By the time I managed to graduate and stay on the hockey team all four years (by the grace of God), I moved to a new city to begin my first job, where I’d reached an all-time low of 98 pounds.
98 pounds, ya’ll.
What I thought was some insane anxiety and depression at 108 pounds, was absolutely out of proportion when another ten came off. The mind-body connection is absolutely fierce.
The craziest thing about depression and eating disorders is they can reach a point that’s so critical, where you honestly don’t know which part of it to fix first. The mind? The body? The heart? The soul?
The body physically can’t just start consuming mass quantities of food. The mind struggles to create new thought patterns overnight. The heart wants to love and hold on but doesn’t know how. The soul is screaming at its highest octave from within that thick, sound-proof glass case; crying out to anyone and anything.
To this day, I also can’t identify the one thing that got me out of that mess. I wish I could give you a quick solve or a 3-step answer, but I can’t.
Despite the memories of those days that are often still hard to recall, I can now look back on them with 100% certainty and tell you, God never left my side, and He didn’t ever not have a plan or a purpose for my pain.
Did He do it to me? Certainly not. Did His heartbreak to see me struggle? Absolutely.
At times, it’s less hard to think about what I went through, and harder to think about where I’d be if I hadn’t. It’s certainly made me who I am today.

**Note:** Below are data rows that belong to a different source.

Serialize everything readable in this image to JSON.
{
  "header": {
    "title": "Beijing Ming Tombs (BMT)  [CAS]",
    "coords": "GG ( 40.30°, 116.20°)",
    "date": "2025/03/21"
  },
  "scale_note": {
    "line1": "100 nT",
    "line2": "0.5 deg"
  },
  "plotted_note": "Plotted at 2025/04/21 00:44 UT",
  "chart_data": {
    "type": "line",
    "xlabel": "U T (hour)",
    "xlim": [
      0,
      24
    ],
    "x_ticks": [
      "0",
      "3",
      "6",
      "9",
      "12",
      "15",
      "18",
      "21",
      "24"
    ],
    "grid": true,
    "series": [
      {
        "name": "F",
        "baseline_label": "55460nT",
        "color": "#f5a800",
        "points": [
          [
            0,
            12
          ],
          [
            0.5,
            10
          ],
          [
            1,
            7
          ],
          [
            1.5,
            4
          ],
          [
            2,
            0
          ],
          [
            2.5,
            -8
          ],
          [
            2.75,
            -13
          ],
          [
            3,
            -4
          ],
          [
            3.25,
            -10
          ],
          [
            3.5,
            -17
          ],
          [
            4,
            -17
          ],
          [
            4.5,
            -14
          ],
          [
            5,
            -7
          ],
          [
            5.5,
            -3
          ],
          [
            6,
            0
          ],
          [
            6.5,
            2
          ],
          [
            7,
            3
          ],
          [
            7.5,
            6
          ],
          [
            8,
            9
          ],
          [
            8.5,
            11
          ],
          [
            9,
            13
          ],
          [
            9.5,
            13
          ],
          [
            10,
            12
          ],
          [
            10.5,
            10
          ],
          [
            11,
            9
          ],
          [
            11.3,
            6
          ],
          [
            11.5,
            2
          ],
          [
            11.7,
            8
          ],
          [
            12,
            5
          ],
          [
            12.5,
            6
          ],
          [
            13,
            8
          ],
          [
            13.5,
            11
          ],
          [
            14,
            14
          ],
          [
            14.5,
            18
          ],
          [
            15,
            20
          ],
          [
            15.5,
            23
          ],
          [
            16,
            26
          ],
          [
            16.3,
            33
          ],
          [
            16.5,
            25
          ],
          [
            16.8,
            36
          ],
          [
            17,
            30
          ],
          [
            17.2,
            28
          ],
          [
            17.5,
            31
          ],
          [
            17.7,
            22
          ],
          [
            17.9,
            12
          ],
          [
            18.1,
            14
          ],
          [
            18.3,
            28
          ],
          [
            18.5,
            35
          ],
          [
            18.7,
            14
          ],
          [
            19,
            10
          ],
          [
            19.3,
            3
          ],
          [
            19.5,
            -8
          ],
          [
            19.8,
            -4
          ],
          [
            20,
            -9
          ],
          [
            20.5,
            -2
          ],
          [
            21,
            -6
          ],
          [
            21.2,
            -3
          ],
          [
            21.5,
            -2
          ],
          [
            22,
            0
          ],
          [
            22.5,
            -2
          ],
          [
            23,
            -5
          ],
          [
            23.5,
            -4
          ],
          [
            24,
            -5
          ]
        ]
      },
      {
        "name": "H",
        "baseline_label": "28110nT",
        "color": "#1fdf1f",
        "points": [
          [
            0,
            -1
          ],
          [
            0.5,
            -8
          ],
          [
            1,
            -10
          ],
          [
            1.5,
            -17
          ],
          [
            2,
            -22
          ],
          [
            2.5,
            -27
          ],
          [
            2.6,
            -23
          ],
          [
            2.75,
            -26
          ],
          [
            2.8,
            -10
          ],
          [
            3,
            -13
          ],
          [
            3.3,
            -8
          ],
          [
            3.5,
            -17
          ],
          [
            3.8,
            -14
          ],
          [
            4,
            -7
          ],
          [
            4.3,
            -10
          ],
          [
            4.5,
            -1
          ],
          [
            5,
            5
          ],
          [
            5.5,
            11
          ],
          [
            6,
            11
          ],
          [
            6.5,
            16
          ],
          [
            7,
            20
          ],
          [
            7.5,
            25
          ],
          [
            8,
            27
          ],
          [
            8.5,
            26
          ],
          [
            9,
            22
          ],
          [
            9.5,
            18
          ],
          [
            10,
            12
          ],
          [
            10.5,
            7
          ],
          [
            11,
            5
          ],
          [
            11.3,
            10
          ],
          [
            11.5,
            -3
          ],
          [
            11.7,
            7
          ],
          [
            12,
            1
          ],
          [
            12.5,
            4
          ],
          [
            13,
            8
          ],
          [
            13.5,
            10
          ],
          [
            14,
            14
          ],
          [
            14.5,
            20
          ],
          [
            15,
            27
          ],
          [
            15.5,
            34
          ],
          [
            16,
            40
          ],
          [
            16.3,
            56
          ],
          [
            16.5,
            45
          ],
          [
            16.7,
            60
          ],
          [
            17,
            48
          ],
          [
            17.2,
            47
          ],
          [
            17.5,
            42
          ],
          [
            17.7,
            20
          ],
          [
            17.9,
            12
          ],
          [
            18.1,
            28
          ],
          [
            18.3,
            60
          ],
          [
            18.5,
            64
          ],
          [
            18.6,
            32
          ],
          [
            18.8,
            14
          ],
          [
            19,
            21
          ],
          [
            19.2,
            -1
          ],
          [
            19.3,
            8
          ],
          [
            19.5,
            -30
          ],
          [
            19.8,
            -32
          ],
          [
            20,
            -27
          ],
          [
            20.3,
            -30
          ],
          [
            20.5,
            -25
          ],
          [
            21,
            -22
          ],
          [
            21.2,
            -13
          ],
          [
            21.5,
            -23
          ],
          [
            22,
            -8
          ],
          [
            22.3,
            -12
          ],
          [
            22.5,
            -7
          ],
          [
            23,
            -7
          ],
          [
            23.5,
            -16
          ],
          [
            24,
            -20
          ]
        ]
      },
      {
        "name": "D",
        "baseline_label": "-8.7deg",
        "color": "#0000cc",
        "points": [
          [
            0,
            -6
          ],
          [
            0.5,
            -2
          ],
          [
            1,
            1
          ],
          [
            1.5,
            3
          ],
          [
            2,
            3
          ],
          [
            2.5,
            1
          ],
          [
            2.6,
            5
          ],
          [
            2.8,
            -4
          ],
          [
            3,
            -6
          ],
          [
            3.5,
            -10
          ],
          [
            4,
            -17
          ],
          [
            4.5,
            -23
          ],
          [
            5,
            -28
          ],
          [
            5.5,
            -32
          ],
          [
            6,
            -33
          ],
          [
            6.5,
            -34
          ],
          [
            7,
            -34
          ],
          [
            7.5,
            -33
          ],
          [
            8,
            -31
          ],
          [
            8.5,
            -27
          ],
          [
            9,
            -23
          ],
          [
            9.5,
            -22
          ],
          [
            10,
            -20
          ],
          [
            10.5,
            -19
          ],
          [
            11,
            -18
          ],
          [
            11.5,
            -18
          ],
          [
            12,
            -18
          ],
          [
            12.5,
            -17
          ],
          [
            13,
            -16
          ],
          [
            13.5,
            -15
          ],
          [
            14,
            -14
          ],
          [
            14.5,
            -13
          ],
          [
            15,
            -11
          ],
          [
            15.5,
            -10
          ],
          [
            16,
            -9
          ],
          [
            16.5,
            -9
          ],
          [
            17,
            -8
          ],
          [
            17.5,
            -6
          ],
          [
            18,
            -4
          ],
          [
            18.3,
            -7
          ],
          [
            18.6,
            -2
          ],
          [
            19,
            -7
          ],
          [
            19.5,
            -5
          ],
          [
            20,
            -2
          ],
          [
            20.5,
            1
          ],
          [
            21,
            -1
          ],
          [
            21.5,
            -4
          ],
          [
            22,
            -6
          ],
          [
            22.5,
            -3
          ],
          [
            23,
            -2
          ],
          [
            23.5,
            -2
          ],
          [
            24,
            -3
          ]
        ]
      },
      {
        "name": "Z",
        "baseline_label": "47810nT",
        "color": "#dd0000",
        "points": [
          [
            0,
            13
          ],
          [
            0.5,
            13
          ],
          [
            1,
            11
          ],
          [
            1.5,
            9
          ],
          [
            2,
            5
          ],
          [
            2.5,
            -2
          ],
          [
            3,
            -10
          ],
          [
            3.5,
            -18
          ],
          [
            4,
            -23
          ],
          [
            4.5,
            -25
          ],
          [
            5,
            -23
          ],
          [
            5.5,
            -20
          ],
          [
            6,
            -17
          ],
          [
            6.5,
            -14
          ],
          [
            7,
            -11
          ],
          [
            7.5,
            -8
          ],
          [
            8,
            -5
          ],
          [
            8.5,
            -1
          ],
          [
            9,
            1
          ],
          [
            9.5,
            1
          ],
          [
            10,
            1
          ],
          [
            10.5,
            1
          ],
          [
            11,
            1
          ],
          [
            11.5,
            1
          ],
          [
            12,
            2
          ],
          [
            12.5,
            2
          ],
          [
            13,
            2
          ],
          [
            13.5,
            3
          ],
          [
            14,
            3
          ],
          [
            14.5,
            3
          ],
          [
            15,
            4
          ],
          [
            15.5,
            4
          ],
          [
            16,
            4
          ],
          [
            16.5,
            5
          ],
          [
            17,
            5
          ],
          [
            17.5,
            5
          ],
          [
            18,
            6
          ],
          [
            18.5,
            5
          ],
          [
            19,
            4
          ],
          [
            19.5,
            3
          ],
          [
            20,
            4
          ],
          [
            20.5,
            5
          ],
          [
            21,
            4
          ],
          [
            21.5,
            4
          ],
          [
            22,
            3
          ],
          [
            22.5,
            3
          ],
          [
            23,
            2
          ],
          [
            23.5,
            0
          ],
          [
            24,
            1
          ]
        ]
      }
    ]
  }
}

What I can tell you is, God deserves so much glory for my recovery. He parted the seas in my raging ocean and fought for me when I thought I had nothing left to give.
Alllll this time later – now at a much fuller, healthier weight, my mind is sound, my heart has been healed, and my soul is both cemented and free. I see myself differently in the mirror these days. I certainly still have my downer days, but I’m actively declaring the phrase: “The more I think with love, love is all I see.”
There’s no sugar-coating it – my recovery took years.
It took working for an incredibly supportive company with great leadership (lululemon), it took a hip surgery that forcibly stopped my intense activity regimen, it took living with my parents while I paid for grad school and they reintroduced me to normal eating, it took finding the love of my life, and it took many, many encounters with God that ultimately led to COMPLETE surrender.
So please hear my plea: Whatever you or a loved one is going through – remain standing. Stand tall. Stand by their side, stand with them and for them. And my goodness, pray for them.
The power of prayerful intercession is like nothing I’ve ever experienced. I might not be where I am today without the friends, family, and faith-filled believers who shook heaven and earth to see me whole again.
Wholeness – I’ve learned – is a constant discovery.
I feel a bit emotional writing this because, in the years of distancing myself from these memories and more recently being distracted with life + work, I haven’t been as much of a voice for mental health and walking it out in faith.
I hope to continue sharing more parts of my story and helping others through the process, because this I know for sure:
Our God is bigger than the scale, what the mirror shows, the whispers and rumors, and the disorder that’s wiped you off your feet. You will get well. You will. It will take grit to stay there and grace to take you where you’re headed.
But no matter where you’ve been or what’s happened to you: be proud of who you are. Work towards a place of mental and physical health and don’t ever be afraid to seek the help and resources you may need.
Own the bumps, bruises, scratches, and scars of your life. Some will wither and fade, and some will serve as a constant reminder of just how tough you are.
There will always be more to you and your story than your weight. So much more.